Alignment and Injuries,  Ashtanga Adaptability,  Teaching Ashtanga,  Yoga Philosophy,  Yoga Sutras

Tales Of An Ex Ashtanga Whiner

The joy of whining
Before starting, a question: Will it help?
Like holding a grudge, or like panicking, whining rarely helps. If anything, any of the three make it far less likely that you’ll make progress solving the problem that has presented itself.
And, like knuckle cracking, it’s best enjoyed alone- Seth Godin 
 I used to be a huge Ashtanga whiner. Everyone had to know about my every ache and pain, all my perceived short comings and the list of reasons for why I couldn’t do the pose. Whining also includes nervous giggles, weird sounds, bizarre body movements,  and crazy breathing all aimed at demonstrating a certain level of duress.  

I am not saying I am totally rehabilitated. However when I do it, I immediately recognize it for what it is. My whining rehab began when  I started teaching other whiners.  I realized that the whining was all about the ego.  The whining lets everyone in the room know why their practice is not where they want it to be. This makes the whiner feel better about what they feel is a sub par practice. 
Holding in my whines become a huge spiritual practice of non reactivity.  By resisting my urges to whine on the mat, I learned how to resist the urge to act out negatively in other areas of my life. I do this same therapy with other yoga whiners. The therapy is…drum roll….focus on the breath and just do the damn pose. A traditional Led practice is awesome for whining rehabilitation. Because it moves so quickly, I don’t have time to whine or make up a story. This is where I learned that I indeed can get through a practice without whining and If I didn’t have time to bind in Marichyasana D, the world didn’t end. I also discovered that I didn’t have time to think about some of my perceived pains. Without the story, my body often let go of the pain which I would then proceed to pick back up in Mysore when I had time to bitch and moan. I learned that many of my aches where nervous system related. They were real at some point but now they were perpetuated myths.
The worst part of whining is that it reinforces whatever it is you are complaining about. A big part of yoga is nervous system cleansing and removing thoughts and habits that keep us from living our best life.  The samskaras, mental grooves in our minds that cause us to be reactive instead of proactive, get deeper when we whine.
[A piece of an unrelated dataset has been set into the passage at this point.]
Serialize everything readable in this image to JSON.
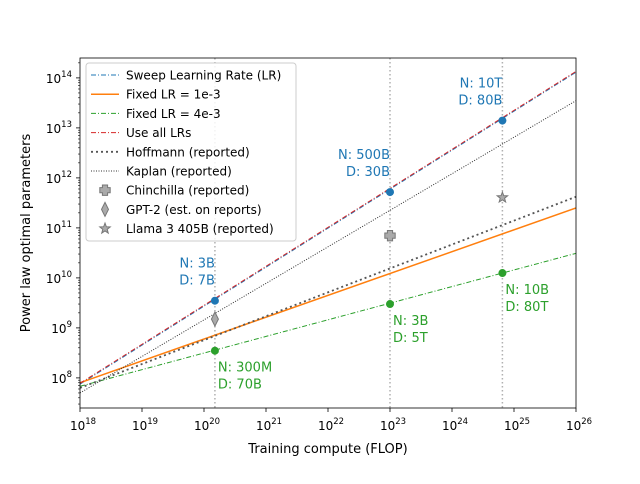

Whatever you are whining about gets stronger and settles in deeper.
I will tell you a secret. You may even be holding yourself back with your whining. If you whine every time your teacher comes over to do drop backs with you, why would they give you Intermediate Series when the backbends just get harder? In the worse case scenario, your teacher may stop helping you in that pose altogether and let you work it out on your own and then you are really stuck.
 In Ashtanga, you don’t get to avoid poses. Whether you whine or not, you have to do the pose anyway. The whining does not help. It just prolongs the inevitable.  It is just a few moments of wasted breath and energy.
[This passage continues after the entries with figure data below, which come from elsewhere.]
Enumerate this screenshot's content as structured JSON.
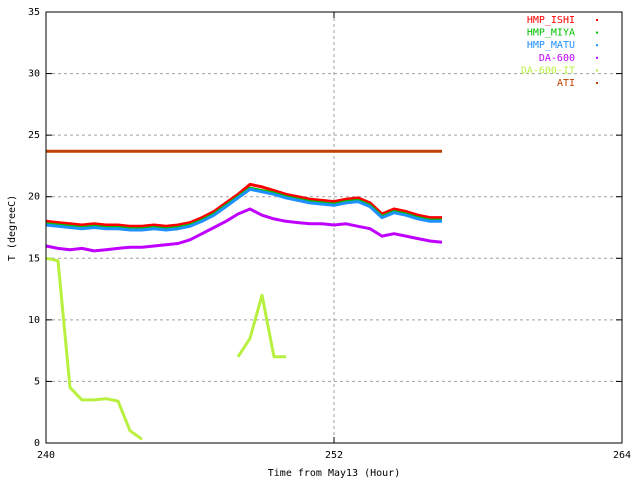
{
  "chart_data": {
    "type": "line",
    "xlabel": "Time from May13 (Hour)",
    "ylabel": "T (degreeC)",
    "xlim": [
      240,
      264
    ],
    "xticks": [
      240,
      252,
      264
    ],
    "ylim": [
      0,
      35
    ],
    "yticks": [
      0,
      5,
      10,
      15,
      20,
      25,
      30,
      35
    ],
    "grid": true,
    "legend": "upper right",
    "x": [
      240,
      240.5,
      241,
      241.5,
      242,
      242.5,
      243,
      243.5,
      244,
      244.5,
      245,
      245.5,
      246,
      246.5,
      247,
      247.5,
      248,
      248.5,
      249,
      249.5,
      250,
      250.5,
      251,
      251.5,
      252,
      252.5,
      253,
      253.5,
      254,
      254.5,
      255,
      255.5,
      256,
      256.5
    ],
    "series": [
      {
        "name": "HMP_ISHI",
        "color": "#ff0000",
        "values": [
          18.0,
          17.9,
          17.8,
          17.7,
          17.8,
          17.7,
          17.7,
          17.6,
          17.6,
          17.7,
          17.6,
          17.7,
          17.9,
          18.3,
          18.8,
          19.5,
          20.2,
          21.0,
          20.8,
          20.5,
          20.2,
          20.0,
          19.8,
          19.7,
          19.6,
          19.8,
          19.9,
          19.5,
          18.6,
          19.0,
          18.8,
          18.5,
          18.3,
          18.3
        ]
      },
      {
        "name": "HMP_MIYA",
        "color": "#00c000",
        "values": [
          17.8,
          17.7,
          17.6,
          17.5,
          17.6,
          17.5,
          17.5,
          17.4,
          17.4,
          17.5,
          17.4,
          17.5,
          17.7,
          18.1,
          18.6,
          19.3,
          20.0,
          20.7,
          20.5,
          20.3,
          20.0,
          19.8,
          19.6,
          19.5,
          19.4,
          19.6,
          19.7,
          19.3,
          18.4,
          18.8,
          18.6,
          18.3,
          18.1,
          18.1
        ]
      },
      {
        "name": "HMP_MATU",
        "color": "#1e90ff",
        "values": [
          17.7,
          17.6,
          17.5,
          17.4,
          17.5,
          17.4,
          17.4,
          17.3,
          17.3,
          17.4,
          17.3,
          17.4,
          17.6,
          18.0,
          18.5,
          19.2,
          19.9,
          20.6,
          20.4,
          20.2,
          19.9,
          19.7,
          19.5,
          19.4,
          19.3,
          19.5,
          19.6,
          19.2,
          18.3,
          18.7,
          18.5,
          18.2,
          18.0,
          18.0
        ]
      },
      {
        "name": "DA-600",
        "color": "#c000ff",
        "values": [
          16.0,
          15.8,
          15.7,
          15.8,
          15.6,
          15.7,
          15.8,
          15.9,
          15.9,
          16.0,
          16.1,
          16.2,
          16.5,
          17.0,
          17.5,
          18.0,
          18.6,
          19.0,
          18.5,
          18.2,
          18.0,
          17.9,
          17.8,
          17.8,
          17.7,
          17.8,
          17.6,
          17.4,
          16.8,
          17.0,
          16.8,
          16.6,
          16.4,
          16.3
        ]
      },
      {
        "name": "DA-600-IT",
        "color": "#b8f040",
        "values": [
          15.0,
          14.8,
          4.5,
          3.5,
          3.5,
          3.6,
          3.4,
          1.0,
          0.3,
          null,
          null,
          null,
          null,
          null,
          null,
          null,
          7.0,
          8.5,
          12.0,
          7.0,
          7.0,
          null,
          null,
          null,
          null,
          null,
          null,
          null,
          null,
          null,
          null,
          null,
          null,
          null
        ]
      },
      {
        "name": "ATI",
        "color": "#c04000",
        "values": [
          23.7,
          23.7,
          23.7,
          23.7,
          23.7,
          23.7,
          23.7,
          23.7,
          23.7,
          23.7,
          23.7,
          23.7,
          23.7,
          23.7,
          23.7,
          23.7,
          23.7,
          23.7,
          23.7,
          23.7,
          23.7,
          23.7,
          23.7,
          23.7,
          23.7,
          23.7,
          23.7,
          23.7,
          23.7,
          23.7,
          23.7,
          23.7,
          23.7,
          23.7
        ]
      }
    ]
  }
}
Shanna Small has been practicing Ashtanga Yoga and studying the Yoga Sutras since 2001. She has studied in Mysore with Sharath Jois and is the Director of AYS Charlotte, a school for traditional Ashtanga in Charlotte NC. She has written for Yoga International and the Ashtanga Dispatch. Go here for more information on AYS Charlotte. For information on workshops, please e-mail


  • Kelly Hills

    AY-MEN! Well said, friend! Although, I’d also challenge the “your teacher may stop helping you in that pose altogether…” line. If the student needs some time to “hash the pose out on their own,” that’s one thing, but if, perhaps, the teacher’s ego is involved…whole ‘nother (ugly) point. Oh, the Ego. Such a delicate place to find balance… !) Peace! Hope to see ya soon!!!

    • Shanna Small

      Thank you for your reply. I look forward to seeing you again soon. As far as the teacher not helping, it is not ego. It is just the act of not enabling the person. If you give someone attention for their improper behavior, they will sometimes continue to do it.

  • Emma Hudelson

    Such good points! For me, the whining/grunting/huffing and puffing is just another symptom of clinging. It may be hard to remember why I need to let go of clinging while I’m grunting my way through Kapo, but really, I practice yoga to help me not be so damn clingy.